Capital gains tax reform set to produce technical boost for AIM
Planned changes to UK Capital Gains Tax, conceived of as a populist response to criticism of the taxation of earnings by private equity executives, could actually result in a surprise technical boost to the Alternative Investment Market (AIM) in early 2008, according to Catherine Stanley, manager of the F&C UK Smaller Companies Fund.Stanley explained that the UK Chancellor of the Exchequer, Alistair Darling, had previously announced plans in his pre-Budget Report to replace the current system of capital gains tax taper relief and indexation, which are designed to reduce the tax burden on the disposal of an asset the longer the period that it has been held, with a simplified flat rate of 18%.
However, these measures have drawn withering criticism from the business and investment community alike because the abolition of accelerated tapering relief on "business assets" will effectively mean that entrepreneurs and investors in private and AIM–listed companies, who currently may stand to pay as little as 10% tax on share disposals, stand to see a major tax hike.
"The Chancellor has probably been shell-shocked by the scale of the outcry to his reforms and has promised to return with final proposals within a matter of weeks," commented Stanley.
"The existing tax regime has been favourable to entrepreneurs and therefore is one among a number of factors that has made AIM, and the UK in general, a successful base for smaller companies," said Stanley.
"However, while the longer term impact on UK enterprise of these reforms may be less favourable, short term we believe that the introduction could provide a timely fillip to AIM."
Stanley points out that while it has widely been assumed that some owner-shareholders, as well as private investors, may seek to crystallise profits by selling shares ahead of the proposed 18% tax rate next April in order to benefit from the lower 10% rate currently in place, merger and acquisition activity among the larger, more liquid AIM stocks is set to rise in the first quarter of 2008.
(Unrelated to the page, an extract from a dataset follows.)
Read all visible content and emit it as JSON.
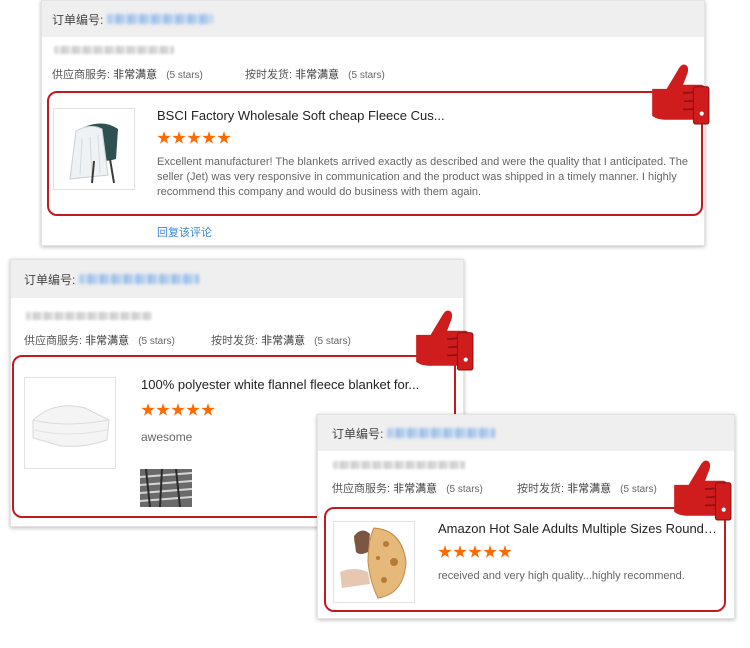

"Our sense is that many companies see a short-term opportunity to do deals as entrepreneur-shareholders seek an exit while the tax rate is favourable. This boost in M& A activity, particularly at the larger end of AIM and among quality small cap stocks, should provide a welcome boost to the market," said Stanley.
"We also think that concerns about a wave of general company director selling into the market ahead of the end of the tax year are overdone. Turbulent markets mean that liquidity is currently pretty tight in small cap stocks and likely, in our view, to remain so for sometime yet. Company execs are rational people who will realise that the benefits of trying to publicly dump their stock in this market simply to take advantage of a lower tax rate are, at best, going to be marginal and potentially value destroying."
Stanley concluded that: "While expectations of some form of partial retreat by the Chancellor are growing, a wider run of challenging headlines in recent weeks means that a full-scale U-turn could present a real credibility problem. Mr. Darling is continuing to assert that simplification of CGT as 'the right choice', so some form of face-saving half-way fudge is most likely on the cards."